The formula's dual function as fragrance and
The formula's dual function as fragrance and medicine deserves one final observation. Megalleion was used, according to Dioscorides and other sources, as a treatment for wounds and inflammations. The ingredients support this: myrrh has documented antiseptic properties, and the resinous base would have created a protective barrier over damaged skin. When soldiers, athletes, or laborers applied megalleion to their injuries, they were performing an act that was simultaneously medical and aesthetic. The wound was treated. The person smelled good. The two functions were not distinguished because they did not need to be. The idea that medicine and perfume are separate domains is modern. For the ancients, a substance that healed and a substance that perfumed were not in different categories. They were the same substance, doing different things, or the same thing understood from different angles.
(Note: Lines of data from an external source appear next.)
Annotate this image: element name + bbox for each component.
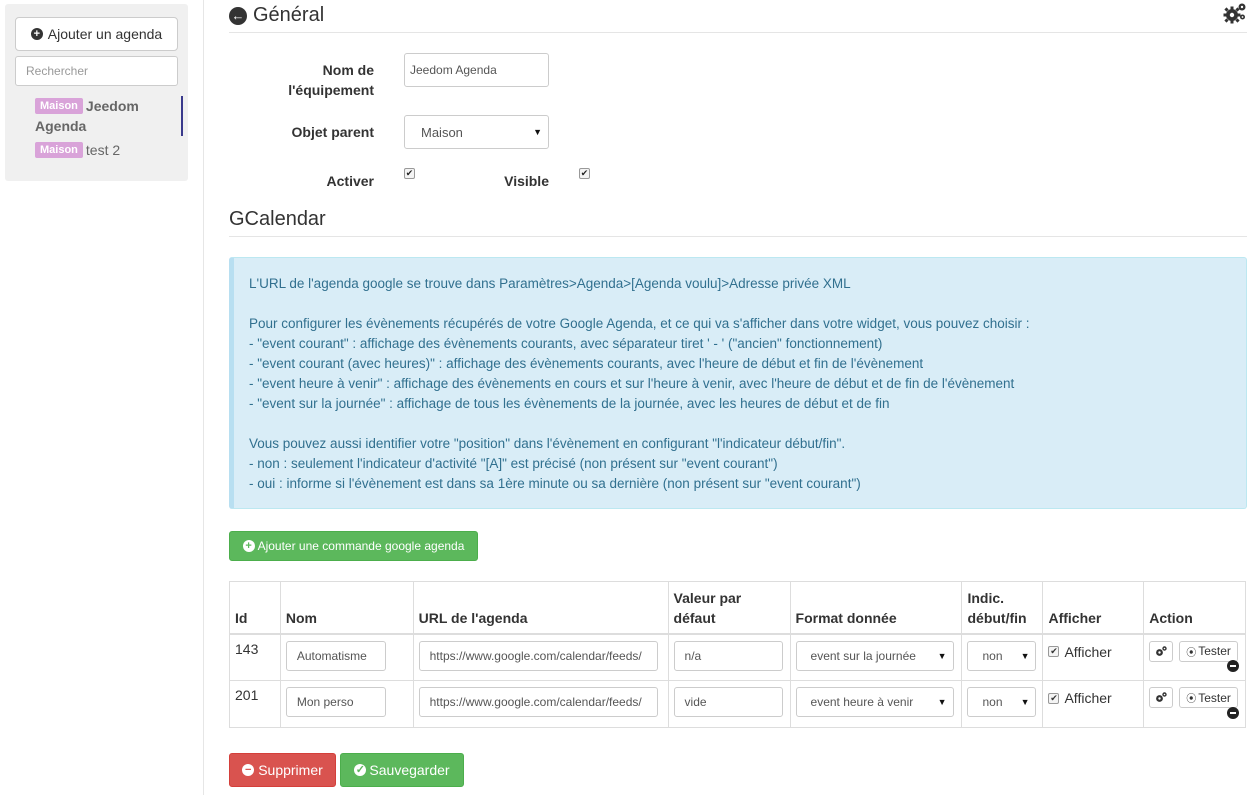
- cmd-afficher: ✔ Afficher: [1048, 690, 1138, 706]
- general-title-text: Général: [253, 4, 325, 26]
- cmd-format-select[interactable]: event sur la journée ▼: [795, 640, 954, 671]
- col-id: Id: [229, 581, 281, 635]
- info-text: - non : seulement l'indicateur d'activit…: [249, 456, 778, 471]
- test-button[interactable]: ⦿ Tester: [1179, 687, 1239, 708]
- caret-down-icon: ▼: [1020, 697, 1030, 707]
- afficher-checkbox[interactable]: ✔: [1048, 692, 1060, 704]
- cmd-indic-value: non: [982, 695, 1003, 709]
- test-label: Tester: [1198, 644, 1231, 658]
- info-alert: L'URL de l'agenda google se trouve dans …: [229, 257, 1247, 509]
- equipment-list: Maison Jeedom Agenda Maison test 2: [35, 96, 183, 158]
- cmd-default-value-input[interactable]: vide: [673, 687, 783, 717]
- plus-circle-icon: +: [30, 28, 43, 40]
- configure-button[interactable]: [1149, 640, 1174, 662]
- info-text: - "event heure à venir" : affichage des …: [249, 376, 1015, 391]
- sidebar: + Ajouter un agenda MaisonJeedom Agenda …: [5, 4, 188, 181]
- info-text: L'URL de l'agenda google se trouve dans …: [249, 276, 851, 291]
- sidebar-divider: [203, 0, 204, 795]
- cmd-name-input[interactable]: Mon perso: [285, 687, 386, 717]
- test-button[interactable]: ⦿ Tester: [1179, 640, 1239, 662]
- gears-icon: [1156, 645, 1167, 656]
- col-format: Format donnée: [789, 581, 963, 635]
- equipment-name-label: Nom de l'équipement: [288, 62, 374, 98]
- col-indic: Indic. début/fin: [961, 581, 1044, 635]
- cmd-name-input[interactable]: Automatisme: [285, 640, 386, 671]
- parent-object-select[interactable]: Maison ▼: [404, 115, 549, 149]
- info-text: - "event sur la journée" : affichage de …: [249, 396, 890, 411]
- cmd-indic-select[interactable]: non ▼: [967, 640, 1037, 671]
- cmd-format-value: event heure à venir: [810, 695, 914, 709]
- cmd-afficher: ✔ Afficher: [1048, 644, 1138, 660]
- info-text: Vous pouvez aussi identifier votre "posi…: [249, 436, 846, 451]
- rss-icon: ⦿: [1186, 647, 1197, 659]
- afficher-checkbox[interactable]: ✔: [1048, 646, 1060, 657]
- add-agenda-label: Ajouter un agenda: [47, 26, 163, 42]
- object-badge: Maison: [35, 142, 83, 158]
- caret-down-icon: ▼: [937, 697, 947, 707]
- col-action: Action: [1143, 581, 1246, 635]
- table-row: 143 Automatisme https://www.google.com/c…: [229, 633, 1246, 681]
- general-section-title: ← Général: [229, 4, 324, 27]
- rss-icon: ⦿: [1186, 694, 1197, 705]
- commands-table: Id Nom URL de l'agenda Valeur par défaut…: [229, 581, 1246, 728]
- delete-label: Supprimer: [258, 762, 323, 778]
- caret-down-icon: ▼: [937, 650, 947, 661]
- equipment-item-jeedom-agenda[interactable]: Maison Jeedom Agenda: [35, 96, 183, 136]
- table-row: 201 Mon perso https://www.google.com/cal…: [229, 680, 1246, 728]
- divider: [229, 236, 1247, 237]
- minus-circle-icon[interactable]: [1227, 707, 1239, 719]
- visible-checkbox[interactable]: ✔: [579, 168, 590, 179]
- table-header-row: Id Nom URL de l'agenda Valeur par défaut…: [229, 581, 1246, 635]
- cmd-id: 143: [229, 633, 281, 681]
- caret-down-icon: ▼: [1020, 650, 1030, 661]
- divider: [229, 32, 1247, 33]
- cmd-indic-value: non: [982, 648, 1003, 663]
- enable-label: Activer: [326, 173, 374, 189]
- info-text: - oui : informe si l'évènement est dans …: [249, 476, 861, 491]
- gears-icon[interactable]: [1223, 2, 1247, 24]
- cmd-id: 201: [229, 680, 281, 728]
- delete-button[interactable]: − Supprimer: [229, 753, 336, 787]
- minus-circle-icon[interactable]: [1227, 660, 1239, 672]
- arrow-left-circle-icon[interactable]: ←: [229, 6, 247, 25]
- check-circle-icon: ✓: [354, 763, 367, 776]
- caret-down-icon: ▼: [533, 127, 542, 137]
- cmd-url-input[interactable]: https://www.google.com/calendar/feeds/: [418, 640, 658, 671]
- equipment-name-field[interactable]: [404, 53, 549, 87]
- cmd-format-select[interactable]: event heure à venir ▼: [795, 687, 954, 717]
- cmd-indic-select[interactable]: non ▼: [967, 687, 1037, 717]
- add-agenda-button[interactable]: + Ajouter un agenda: [15, 17, 178, 51]
- cmd-format-value: event sur la journée: [810, 648, 916, 663]
- info-text: Pour configurer les évènements récupérés…: [249, 316, 1030, 331]
- col-url: URL de l'agenda: [412, 581, 669, 635]
- parent-object-label: Objet parent: [291, 124, 374, 140]
- col-afficher: Afficher: [1042, 581, 1145, 635]
- visible-label: Visible: [504, 173, 549, 189]
- plus-circle-icon: +: [242, 540, 255, 552]
- parent-object-value: Maison: [421, 124, 463, 140]
- test-label: Tester: [1198, 690, 1231, 705]
- equipment-name: test 2: [85, 142, 121, 158]
- equipment-item-test-2[interactable]: Maison test 2: [35, 142, 179, 158]
- save-button[interactable]: ✓ Sauvegarder: [340, 753, 464, 787]
- enable-checkbox[interactable]: ✔: [404, 168, 415, 179]
- search-input[interactable]: [15, 56, 178, 86]
- col-nom: Nom: [279, 581, 414, 635]
- save-label: Sauvegarder: [369, 762, 450, 778]
- info-text: - "event courant" : affichage des évènem…: [249, 336, 883, 351]
- info-text: - "event courant (avec heures)" : affich…: [249, 356, 924, 371]
- col-default-value: Valeur par défaut: [667, 581, 791, 635]
- configure-button[interactable]: [1149, 687, 1174, 708]
- cmd-default-value-input[interactable]: n/a: [673, 640, 783, 671]
- object-badge: Maison: [35, 98, 83, 114]
- gears-icon: [1156, 692, 1167, 702]
- afficher-label: Afficher: [1064, 690, 1112, 706]
- afficher-label: Afficher: [1064, 643, 1112, 660]
- minus-circle-icon: −: [242, 764, 255, 776]
- gcalendar-section-title: GCalendar: [229, 208, 326, 230]
- add-command-label: Ajouter une commande google agenda: [257, 539, 465, 553]
- cmd-url-input[interactable]: https://www.google.com/calendar/feeds/: [418, 687, 658, 717]
- add-command-button[interactable]: + Ajouter une commande google agenda: [229, 531, 478, 561]
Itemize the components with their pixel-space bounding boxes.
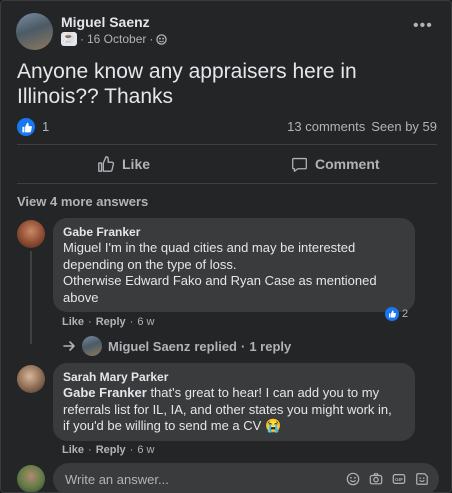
mention-link[interactable]: Gabe Franker: [63, 385, 147, 400]
like-button-label: Like: [122, 156, 151, 172]
comment-line: Otherwise Edward Fako and Ryan Case as m…: [63, 273, 377, 288]
answer-composer: GIF: [53, 463, 439, 492]
dot-separator: ·: [240, 338, 246, 354]
post-stats: 13 comments Seen by 59: [287, 119, 437, 134]
camera-icon[interactable]: [369, 472, 383, 486]
author-avatar[interactable]: [16, 13, 53, 50]
comment-reaction-count: 2: [402, 308, 409, 320]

Megallus, whoever he was and wherever he came from, created something that outlasted him by centuries, that was discussed by the greatest minds of the ancient world, that was mocked in the theater and prescribed in the clinic, that traveled from one end of the Mediterranean to the other, and that eventually, like everything, disappeared. The formula is lost in any practical sense. We have the ingredient lists, but we do not have the proportions, the techniques, the timing, the quality of the specific materials used, or the sensory judgment of the perfumer who knew when the preparation was finished. We have the recipe but not the knowledge. We have the name but not the man.
He made a perfume. It was the most famous perfume in the ancient world. It smelled of burnt resin, cassia, cinnamon, and myrrh, dissolved in oil pressed from the nuts of the moringa tree. People paid extravagant prices for it. Comedians mocked the people who paid those prices. Philosophers analyzed why it smelled the way it did. Doctors rubbed it into wounds. And somewhere in Sicily or Athens or some city in between, a man whose name we know and whose life we do not ran a workshop where he burned resin over a low fire and watched the smoke rise and knew, from the smell, when it was ready.
That knowledge died with him. The name did not.